High-performance evolved packet core signaling and bearer processing on general-purpose processors

Telecommunications service providers are exploring the use of standard high-volume servers to reduce total cost of ownership while at the same time increasing flexibility, service velocity, and scalability of network functions. This article characterizes performance of general-purpose processors – specifically x86 architecture processors – for signaling and bearer processing representative of a wireless carrier’s call model for a Long Term Evolution Evolved Packet Core. A radio access network emulator was used to stimulate an Evolved Packet Core software stack running on an x86 server.
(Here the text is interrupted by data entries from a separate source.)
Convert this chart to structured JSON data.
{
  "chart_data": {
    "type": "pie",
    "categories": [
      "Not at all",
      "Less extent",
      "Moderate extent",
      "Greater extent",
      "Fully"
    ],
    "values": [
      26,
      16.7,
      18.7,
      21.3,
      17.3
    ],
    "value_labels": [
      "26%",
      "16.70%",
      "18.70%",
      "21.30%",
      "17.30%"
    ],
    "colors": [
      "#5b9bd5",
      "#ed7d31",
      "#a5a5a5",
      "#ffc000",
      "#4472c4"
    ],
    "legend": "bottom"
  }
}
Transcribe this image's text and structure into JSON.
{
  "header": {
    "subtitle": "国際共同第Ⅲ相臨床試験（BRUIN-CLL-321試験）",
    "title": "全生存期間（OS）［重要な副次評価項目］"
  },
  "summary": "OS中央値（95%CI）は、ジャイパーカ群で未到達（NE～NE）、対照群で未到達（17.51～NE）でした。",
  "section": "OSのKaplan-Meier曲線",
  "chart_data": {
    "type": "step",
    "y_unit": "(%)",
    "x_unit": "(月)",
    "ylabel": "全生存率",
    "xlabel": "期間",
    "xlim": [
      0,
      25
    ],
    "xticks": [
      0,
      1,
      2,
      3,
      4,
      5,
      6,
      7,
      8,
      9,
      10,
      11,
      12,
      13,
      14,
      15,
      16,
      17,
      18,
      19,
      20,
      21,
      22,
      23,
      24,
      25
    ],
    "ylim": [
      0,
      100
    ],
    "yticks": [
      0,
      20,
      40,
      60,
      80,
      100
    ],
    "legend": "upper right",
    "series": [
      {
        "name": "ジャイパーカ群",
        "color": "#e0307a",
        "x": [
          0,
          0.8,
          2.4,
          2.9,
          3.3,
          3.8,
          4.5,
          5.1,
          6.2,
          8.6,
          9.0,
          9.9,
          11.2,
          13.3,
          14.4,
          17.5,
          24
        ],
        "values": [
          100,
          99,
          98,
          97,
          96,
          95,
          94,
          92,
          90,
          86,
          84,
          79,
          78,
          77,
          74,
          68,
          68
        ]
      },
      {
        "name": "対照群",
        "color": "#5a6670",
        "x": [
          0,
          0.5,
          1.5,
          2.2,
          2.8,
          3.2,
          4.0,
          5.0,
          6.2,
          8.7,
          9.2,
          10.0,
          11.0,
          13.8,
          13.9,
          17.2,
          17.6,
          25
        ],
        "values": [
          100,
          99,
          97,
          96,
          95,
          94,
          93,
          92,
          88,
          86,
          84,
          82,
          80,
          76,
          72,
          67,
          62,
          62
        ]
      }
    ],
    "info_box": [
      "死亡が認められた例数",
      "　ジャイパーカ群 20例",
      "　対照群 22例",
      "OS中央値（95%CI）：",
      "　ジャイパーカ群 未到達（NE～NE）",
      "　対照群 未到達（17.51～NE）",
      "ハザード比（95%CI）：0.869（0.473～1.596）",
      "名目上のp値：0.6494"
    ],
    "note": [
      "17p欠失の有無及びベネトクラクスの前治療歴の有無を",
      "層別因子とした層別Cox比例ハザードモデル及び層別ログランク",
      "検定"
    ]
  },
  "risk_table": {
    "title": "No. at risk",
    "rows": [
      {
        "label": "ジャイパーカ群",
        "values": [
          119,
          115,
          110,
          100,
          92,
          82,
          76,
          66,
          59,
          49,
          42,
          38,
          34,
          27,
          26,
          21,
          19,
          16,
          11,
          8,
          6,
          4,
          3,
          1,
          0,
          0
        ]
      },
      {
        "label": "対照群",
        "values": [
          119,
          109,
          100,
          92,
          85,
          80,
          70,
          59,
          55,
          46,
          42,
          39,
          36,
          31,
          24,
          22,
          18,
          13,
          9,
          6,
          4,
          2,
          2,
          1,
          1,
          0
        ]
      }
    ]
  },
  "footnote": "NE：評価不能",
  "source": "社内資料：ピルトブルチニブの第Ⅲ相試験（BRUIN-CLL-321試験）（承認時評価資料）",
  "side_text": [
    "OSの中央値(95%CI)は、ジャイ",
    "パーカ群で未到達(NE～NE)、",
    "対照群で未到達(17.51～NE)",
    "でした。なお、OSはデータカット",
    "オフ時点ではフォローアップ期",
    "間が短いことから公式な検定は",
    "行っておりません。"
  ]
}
The goal was to prove that standard high-volume servers can execute EPC functions per representative market call models, and that workloads can scale across bearer and control plane at line rate without acceleration technologies.

A call model was developed to quantify the performance on Intel® Xeon® Processor based servers using an LTE traffic simulator and a commercial EPC software stack. The traffic models represent bidirectional real-world network traffic during different times of the day. The results were that the test EPC processed control and user plane traffic with 50,000 subscribers with a total payload of 10 Gb/s downlink + 4.8 Gb/s uplink traffic using five cores for the data plane and eight cores for the rest of the system; and the user plane throughput scaled in a single blade environment to 20 Gb/s per socket or 40 Gb/s for a dual socket blade.